Ausgangspunkt dafür war 2010 die Volksinitiative "Unser Hamburg, unser Netz", die den Rückkauf von 100 Prozent der Energienetze fordert. Im Juni vergangenen Jahres legte sie für das Volksbegehren deutlich mehr Unterschriften vor als nötig. Die Initiative hat den Volksentscheid angemeldet, da der Senat das Volksbegehren nicht angenommen hat. Er findet parallel zur Bundestagswahl in einem Jahr statt.
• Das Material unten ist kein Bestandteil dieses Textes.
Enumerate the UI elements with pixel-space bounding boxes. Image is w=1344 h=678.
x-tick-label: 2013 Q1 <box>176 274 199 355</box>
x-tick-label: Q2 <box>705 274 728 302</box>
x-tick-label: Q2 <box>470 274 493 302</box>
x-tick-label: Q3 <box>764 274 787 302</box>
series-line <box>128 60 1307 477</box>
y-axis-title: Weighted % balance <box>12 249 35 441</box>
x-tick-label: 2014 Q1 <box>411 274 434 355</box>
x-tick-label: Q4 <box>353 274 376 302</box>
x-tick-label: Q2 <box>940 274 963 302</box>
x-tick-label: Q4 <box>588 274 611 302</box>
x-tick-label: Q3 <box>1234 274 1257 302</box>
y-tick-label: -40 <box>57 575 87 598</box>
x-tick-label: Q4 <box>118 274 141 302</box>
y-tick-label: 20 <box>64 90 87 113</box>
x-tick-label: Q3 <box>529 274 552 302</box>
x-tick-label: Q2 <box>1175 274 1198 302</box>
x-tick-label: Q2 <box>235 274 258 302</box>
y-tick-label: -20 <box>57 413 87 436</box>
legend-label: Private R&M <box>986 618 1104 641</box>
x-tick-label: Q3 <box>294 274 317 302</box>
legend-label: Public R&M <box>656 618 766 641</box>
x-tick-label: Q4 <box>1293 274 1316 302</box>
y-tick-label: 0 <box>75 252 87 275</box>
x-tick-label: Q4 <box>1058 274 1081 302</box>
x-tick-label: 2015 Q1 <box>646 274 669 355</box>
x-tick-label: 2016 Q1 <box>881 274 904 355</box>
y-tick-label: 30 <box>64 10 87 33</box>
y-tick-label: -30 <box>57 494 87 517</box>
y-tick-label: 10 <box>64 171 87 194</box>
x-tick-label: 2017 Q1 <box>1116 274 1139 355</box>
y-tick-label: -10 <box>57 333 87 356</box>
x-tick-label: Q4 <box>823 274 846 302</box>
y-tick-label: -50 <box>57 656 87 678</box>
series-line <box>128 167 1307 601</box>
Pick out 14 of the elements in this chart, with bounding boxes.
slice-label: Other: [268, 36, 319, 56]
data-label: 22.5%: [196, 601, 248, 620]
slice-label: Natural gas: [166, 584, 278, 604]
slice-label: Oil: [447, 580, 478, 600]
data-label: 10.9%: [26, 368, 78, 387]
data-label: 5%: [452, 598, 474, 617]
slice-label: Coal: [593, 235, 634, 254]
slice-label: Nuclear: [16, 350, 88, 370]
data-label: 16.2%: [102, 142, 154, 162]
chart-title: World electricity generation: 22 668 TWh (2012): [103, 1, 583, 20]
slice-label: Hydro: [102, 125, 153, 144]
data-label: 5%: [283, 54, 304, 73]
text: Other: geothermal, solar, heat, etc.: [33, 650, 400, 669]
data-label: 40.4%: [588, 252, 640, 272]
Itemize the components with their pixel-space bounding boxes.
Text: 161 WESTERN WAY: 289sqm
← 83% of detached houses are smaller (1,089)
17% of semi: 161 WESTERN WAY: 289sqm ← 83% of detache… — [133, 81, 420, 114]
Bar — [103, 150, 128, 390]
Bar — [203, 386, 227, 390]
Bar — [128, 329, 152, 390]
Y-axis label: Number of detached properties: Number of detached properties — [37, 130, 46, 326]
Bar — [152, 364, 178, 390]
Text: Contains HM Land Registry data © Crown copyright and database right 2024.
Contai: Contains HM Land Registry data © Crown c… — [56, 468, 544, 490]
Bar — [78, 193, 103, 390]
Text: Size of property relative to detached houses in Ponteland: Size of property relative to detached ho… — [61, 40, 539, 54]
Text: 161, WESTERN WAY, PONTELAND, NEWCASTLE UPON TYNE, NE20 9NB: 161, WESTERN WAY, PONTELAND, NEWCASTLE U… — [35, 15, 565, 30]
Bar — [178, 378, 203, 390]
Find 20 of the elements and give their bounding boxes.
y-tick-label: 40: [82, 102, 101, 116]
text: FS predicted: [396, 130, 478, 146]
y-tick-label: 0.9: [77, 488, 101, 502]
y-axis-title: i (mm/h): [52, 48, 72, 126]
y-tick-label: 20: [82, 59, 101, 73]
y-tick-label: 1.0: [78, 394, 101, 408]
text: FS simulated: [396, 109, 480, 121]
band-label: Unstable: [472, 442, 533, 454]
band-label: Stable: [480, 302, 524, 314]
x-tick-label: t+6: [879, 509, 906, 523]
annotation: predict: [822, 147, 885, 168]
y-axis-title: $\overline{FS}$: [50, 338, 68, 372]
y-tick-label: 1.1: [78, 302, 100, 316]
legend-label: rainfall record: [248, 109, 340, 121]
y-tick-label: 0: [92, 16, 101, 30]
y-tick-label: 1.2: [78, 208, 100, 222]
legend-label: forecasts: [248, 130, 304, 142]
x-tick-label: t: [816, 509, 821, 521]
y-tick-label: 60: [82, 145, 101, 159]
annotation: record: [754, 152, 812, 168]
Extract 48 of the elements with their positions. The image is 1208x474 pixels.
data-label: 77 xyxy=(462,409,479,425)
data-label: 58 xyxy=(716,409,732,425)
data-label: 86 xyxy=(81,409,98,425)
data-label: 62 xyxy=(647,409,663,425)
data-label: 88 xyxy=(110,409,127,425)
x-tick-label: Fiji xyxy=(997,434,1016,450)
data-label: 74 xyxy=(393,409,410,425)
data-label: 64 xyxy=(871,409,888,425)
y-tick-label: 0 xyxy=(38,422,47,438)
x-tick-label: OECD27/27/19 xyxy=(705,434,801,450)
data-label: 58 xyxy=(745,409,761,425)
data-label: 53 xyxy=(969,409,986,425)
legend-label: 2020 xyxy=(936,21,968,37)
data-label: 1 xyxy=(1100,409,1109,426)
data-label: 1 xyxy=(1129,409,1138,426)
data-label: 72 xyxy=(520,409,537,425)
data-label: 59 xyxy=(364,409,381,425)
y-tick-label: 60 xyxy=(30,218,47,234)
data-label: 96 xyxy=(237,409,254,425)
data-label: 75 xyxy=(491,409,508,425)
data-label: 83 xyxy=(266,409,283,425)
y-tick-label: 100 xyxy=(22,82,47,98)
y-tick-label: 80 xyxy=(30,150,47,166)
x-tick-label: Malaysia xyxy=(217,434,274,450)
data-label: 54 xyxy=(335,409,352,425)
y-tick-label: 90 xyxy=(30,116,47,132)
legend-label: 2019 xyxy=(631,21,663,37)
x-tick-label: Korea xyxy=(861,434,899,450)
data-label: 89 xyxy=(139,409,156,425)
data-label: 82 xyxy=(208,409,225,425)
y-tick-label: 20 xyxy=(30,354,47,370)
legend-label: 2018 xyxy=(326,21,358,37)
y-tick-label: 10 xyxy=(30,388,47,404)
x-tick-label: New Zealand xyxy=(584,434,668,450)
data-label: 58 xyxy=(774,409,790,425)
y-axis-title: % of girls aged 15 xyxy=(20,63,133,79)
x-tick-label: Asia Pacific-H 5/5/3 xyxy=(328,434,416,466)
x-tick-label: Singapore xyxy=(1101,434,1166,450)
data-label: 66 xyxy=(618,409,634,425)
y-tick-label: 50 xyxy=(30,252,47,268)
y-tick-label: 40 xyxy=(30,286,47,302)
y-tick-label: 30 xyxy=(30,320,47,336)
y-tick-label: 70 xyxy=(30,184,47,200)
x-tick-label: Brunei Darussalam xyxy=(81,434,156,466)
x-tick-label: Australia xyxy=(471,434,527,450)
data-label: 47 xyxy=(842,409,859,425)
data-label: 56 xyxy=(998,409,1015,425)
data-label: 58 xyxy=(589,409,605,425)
Spricht sich eine Mehrheit der Hamburger Wähler für den kompletten Rückkauf der Netze aus, wären alle Verträge der Stadt mit den Konzernen hinfällig.

Darüber sprach Bürgermeister Scholz gestern nicht. Stattdessen lobte er die neue Fernwärmeanlage in Billbrook: "Hamburg unterstreicht seinen guten Ruf, was die Entwicklung technischer Umweltschutzmaßnahmen und moderner Energienutzung angeht." Und der Hamburger Vattenfall-Chef Pieter Wasmuth ergänzte: "Nur wenn es uns gelingt, das Maximum an Brennstoffen herauszuholen, werden wir bei der Energiewende erfolgreich sein."